Глава первая
ХОТЬ И НЕ КРАСАВИЦА
Это была нелюбовь с первого взгляда.
Когда поезд отъехал от последней латвийской станции с немелодичным названием Зелупе и, прогрохотав по железному мосту, стал приближаться к российской границе, Николас придвинулся к окну купе и перестал слушать косноязычную болтовню попутчика.
Айвар Калинкинс, специалист по экспорту сметаны, так гордился своим знанием английского, что переходить с ним на русский было бы просто жестоко, да и, судя по тому, как латвийский коммерсант отзывался о своих недавних соотечественниках, он вряд ли пожелал бы изъясняться на языке Пушкина и Достоевского. С самой Риги бизнесмен упражнялся на кротком британце в использовании идиоматических оборотов и паст перфект континьюэс, называя при этом собеседника «мистер Фэндорайн». Объяснять, что обозначенное на визитной карточке имя Fandorine читается по-другому, Николас не стал, чтобы избежать расспросов о своих этнических корнях — разъяснение вышло бы слишком длинным.
Он сам не очень понимал, почему решил добираться до России таким кружным путем: теплоходом до Риги, а оттуда поездом. Куда проще и дешевле было бы сесть в Хитроу на самолет и через каких-нибудь три часа спуститься на русскую землю в аэропорту Шереметьево, который, согласно путеводителю «Бедекер», находился всего в 20 минутах езды от Москвы. Однако родоначальник русских Фандориных, капитан Корнелиус фон Дорн триста лет назад воспользоваться самолетом не мог. Как, впрочем, и поездом. Но, по крайней мере, фон Дорн должен был двигаться примерно той же дорогой: обогнуть морем неспокойную Польшу, высадиться в Митаве или Риге и присоединиться к какому-нибудь купеческому каравану, направлявшемуся в столицу диких московитов. Вероятнее всего, в 1675 году родоначальник тоже переправлялся через эту вялую, поблескивающую под мостом реку. И волновался перед встречей с неведомой, полумифической страной — так же, как сейчас волновался Николас.
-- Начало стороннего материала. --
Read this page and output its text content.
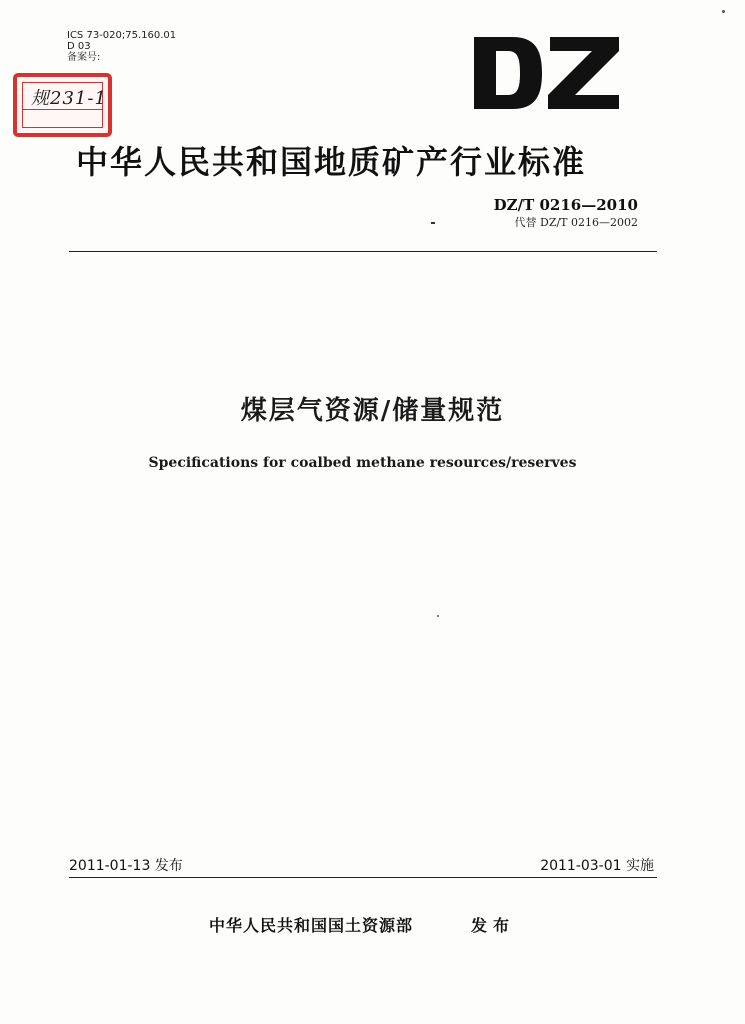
ICS 73-020;75.160.01
D 03
备案号:
规231-1
中华人民共和国地质矿产行业标准
DZ/T 0216—2010
代替 DZ/T 0216—2002
煤层气资源/储量规范
Specifications for coalbed methane resources/reserves
2011-01-13 发布	2011-03-01 实施
中华人民共和国国土资源部	发布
Отец говорил: «Никакой России не существует. Понимаешь, Никол, есть географическое пространство, на котором прежде находилась страна с таким названием, но все ее население вымерло. Теперь на развалинах Колизея живут остготы. Жгут там костры и пасут коз. У остготов свои обычаи и нравы, свой язык. Нам, Фандориным, это видеть незачем. Читай старые романы, слушай музыку, листай альбомы. Это и есть наша с тобой Россия».
А еще сэр Александер называл нынешних обитателей российского государства «новыми русскими» — причем задолго до того, как этот термин прирос к современным нуворишам, которые с недавних пор повадились заказывать костюмы у дорогих портных на Савил-Роу и посылать своих детей в лучшие частные школы (ну, конечно, не в самые лучшие, а в те, куда принимают за одни только деньги). Для Фандорина-старшего «новыми русскими» были все обитатели Страны Советов, столь мало похожие на «старых русских».
Сэр Александер, светило эндокринологии, без пяти минут нобелевский лауреат, никогда и ни в чем не ошибался, поэтому до поры до времени Николас следовал совету отца и держался от родины предков подальше. Тем более что любить Россию на расстоянии и в самом деле казалось проще и приятней. Избранная специальность — история девятнадцатого века — позволяла Фандорину-младшему не подвергать это светлое чувство рискованным испытаниям.
Россия прошлого столетия, особенно второй его половины, смотрелась вполне пристойно. Разумеется, и тогда под сенью двуглавого орла творилось немало мерзостей, но это все были мерзости умеренные, вписывающиеся в рамки европейской истории и потому извинительные. А там, где пристойность заканчивалась и вступал в свои права бессмысленный русский бунт, заканчивалась и сфера профессиональных интересов Николаса Фандорина.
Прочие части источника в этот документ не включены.